A livello politico, il Libano risulta essere ancora privo di un governo dai pieni poteri. Il 26 luglio, un ex premier libanese, Nagib Mikati è stato incaricato di formare un nuovo esecutivo per Beirut e da allora ha tenuto colloqui con il capo di Stato, Michel Aoun, che, finora, non hanno portato al risultato auspicato. Il 26 agosto, si è tenuto il 13esimo incontro tra il premier designato e il presidente Aoun, ma non sono state rilasciate dichiarazioni a seguito dei colloqui. Fonti mediatiche hanno riferito che Mikati ha presentato al presidente della Repubblica una squadra composta da 24 membri, ma che le divergenze sono sorte soprattutto in merito ai Ministeri di Giustizia, Interno, Economia e Affari Sociali, oltre che sulla posizione di vicepremier.

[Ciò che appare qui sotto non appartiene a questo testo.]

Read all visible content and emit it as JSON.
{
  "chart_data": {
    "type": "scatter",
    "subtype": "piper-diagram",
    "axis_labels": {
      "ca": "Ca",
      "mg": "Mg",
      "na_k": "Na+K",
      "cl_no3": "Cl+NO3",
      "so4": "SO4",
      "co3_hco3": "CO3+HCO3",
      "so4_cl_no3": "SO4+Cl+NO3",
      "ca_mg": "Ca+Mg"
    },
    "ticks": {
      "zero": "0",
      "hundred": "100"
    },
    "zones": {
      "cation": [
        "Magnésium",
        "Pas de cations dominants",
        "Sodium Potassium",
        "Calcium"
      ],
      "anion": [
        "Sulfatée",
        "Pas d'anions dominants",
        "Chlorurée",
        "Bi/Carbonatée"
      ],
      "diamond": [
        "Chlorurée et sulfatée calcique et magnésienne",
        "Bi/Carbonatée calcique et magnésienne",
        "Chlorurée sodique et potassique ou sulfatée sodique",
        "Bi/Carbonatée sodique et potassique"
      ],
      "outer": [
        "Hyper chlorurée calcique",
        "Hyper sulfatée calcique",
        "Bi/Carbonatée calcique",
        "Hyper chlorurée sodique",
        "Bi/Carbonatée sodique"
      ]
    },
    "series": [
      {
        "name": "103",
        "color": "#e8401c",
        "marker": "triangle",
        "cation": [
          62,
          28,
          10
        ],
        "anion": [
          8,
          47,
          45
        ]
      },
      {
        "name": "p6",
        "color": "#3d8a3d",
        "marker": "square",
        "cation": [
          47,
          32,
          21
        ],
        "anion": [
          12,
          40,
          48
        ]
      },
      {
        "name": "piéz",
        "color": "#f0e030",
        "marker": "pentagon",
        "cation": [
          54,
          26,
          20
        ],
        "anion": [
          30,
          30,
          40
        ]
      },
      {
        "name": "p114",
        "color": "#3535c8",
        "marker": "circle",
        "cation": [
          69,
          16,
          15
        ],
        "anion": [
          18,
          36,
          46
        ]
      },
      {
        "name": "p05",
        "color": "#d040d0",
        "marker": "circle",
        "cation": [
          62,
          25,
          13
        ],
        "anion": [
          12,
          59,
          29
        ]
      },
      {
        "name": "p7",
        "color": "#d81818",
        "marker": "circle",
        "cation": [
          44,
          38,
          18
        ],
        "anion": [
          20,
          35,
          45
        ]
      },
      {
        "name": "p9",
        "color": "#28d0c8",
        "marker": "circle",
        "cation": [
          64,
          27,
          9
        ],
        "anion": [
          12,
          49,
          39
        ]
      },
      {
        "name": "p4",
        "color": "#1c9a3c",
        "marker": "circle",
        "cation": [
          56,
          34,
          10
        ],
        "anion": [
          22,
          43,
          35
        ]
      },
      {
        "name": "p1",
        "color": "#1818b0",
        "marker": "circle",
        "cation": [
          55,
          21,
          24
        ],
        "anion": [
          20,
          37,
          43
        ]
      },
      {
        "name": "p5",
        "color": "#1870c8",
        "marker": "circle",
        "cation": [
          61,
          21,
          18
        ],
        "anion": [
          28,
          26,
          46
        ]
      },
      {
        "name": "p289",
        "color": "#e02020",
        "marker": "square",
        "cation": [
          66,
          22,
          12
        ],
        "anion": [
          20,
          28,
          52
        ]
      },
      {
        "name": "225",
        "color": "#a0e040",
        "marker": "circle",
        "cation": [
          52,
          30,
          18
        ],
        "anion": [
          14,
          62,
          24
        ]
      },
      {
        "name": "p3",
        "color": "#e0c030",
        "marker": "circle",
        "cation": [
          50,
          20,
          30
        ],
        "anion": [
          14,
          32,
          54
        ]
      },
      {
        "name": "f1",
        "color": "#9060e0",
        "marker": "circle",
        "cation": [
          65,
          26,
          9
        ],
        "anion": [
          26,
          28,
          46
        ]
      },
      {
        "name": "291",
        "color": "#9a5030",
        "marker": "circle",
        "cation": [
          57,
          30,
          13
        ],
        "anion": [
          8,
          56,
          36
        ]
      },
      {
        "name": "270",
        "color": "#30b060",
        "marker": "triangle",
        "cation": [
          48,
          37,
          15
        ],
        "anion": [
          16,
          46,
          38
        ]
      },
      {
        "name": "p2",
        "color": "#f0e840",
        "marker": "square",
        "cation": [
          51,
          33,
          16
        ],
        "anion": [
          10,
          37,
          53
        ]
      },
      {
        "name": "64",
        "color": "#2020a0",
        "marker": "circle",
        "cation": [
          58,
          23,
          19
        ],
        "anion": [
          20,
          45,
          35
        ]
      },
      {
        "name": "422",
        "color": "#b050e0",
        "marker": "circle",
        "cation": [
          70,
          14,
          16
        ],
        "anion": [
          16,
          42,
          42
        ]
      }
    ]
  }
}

Mikati è un imprenditore, definito “miliardario”, di 65 anni, proveniente dalla città settentrionale di Tripoli, ed è stato già primo ministro per due volte in passato, oltre che ministro dei Trasporti e dei Lavori pubblici. Tuttavia, il primo ministro designato fa parte di quella classe politica accusata di aver condotto il Libano verso la crisi attuale. Inoltre, Mikati deve far fronte all’opposizione del blocco cristiano, compresa quella del Movimento Patriottico Libero, partito fondato dal presidente Aoun e guidato dal genero Gebran Bassil. Quest’ultimo, il quale guida la maggiore alleanza cristiana in Parlamento, non ha nominato alcun candidato nel corso delle consultazioni vincolanti del 26 luglio. Tuttavia, Bassil si è detto disposto a lavorare con Mikati per favorire la formazione di un nuovo gabinetto.

Al momento della sua nomina, il premier designato ha affermato di aver ricevuto le “garanzie necessarie” da parte della comunità internazionale, altrimenti, “non avrebbe compiuto tale passo”. Tra i Paesi che hanno mostrato sostegno a Mikati vi sono gli Stati Uniti e la Francia. Parigi si è impegnata a supportare il Libano sin dall’esplosione che, il 4 agosto 2020, ha devastato il porto di Beirut. A tal proposito, Mikati ha affermato che tra le sue priorità vi è la realizzazione della “iniziativa francese”. Quest’ultima era stata proposta dal capo dell’Eliseo, Emmanuel Macron, all’indomani dell’incidente del 4 agosto, e prevede la formazione di un governo di specialisti, lontani da qualsiasi alleanza politica, in grado di porre in essere le riforme economiche e finanziarie di cui necessita il Paese.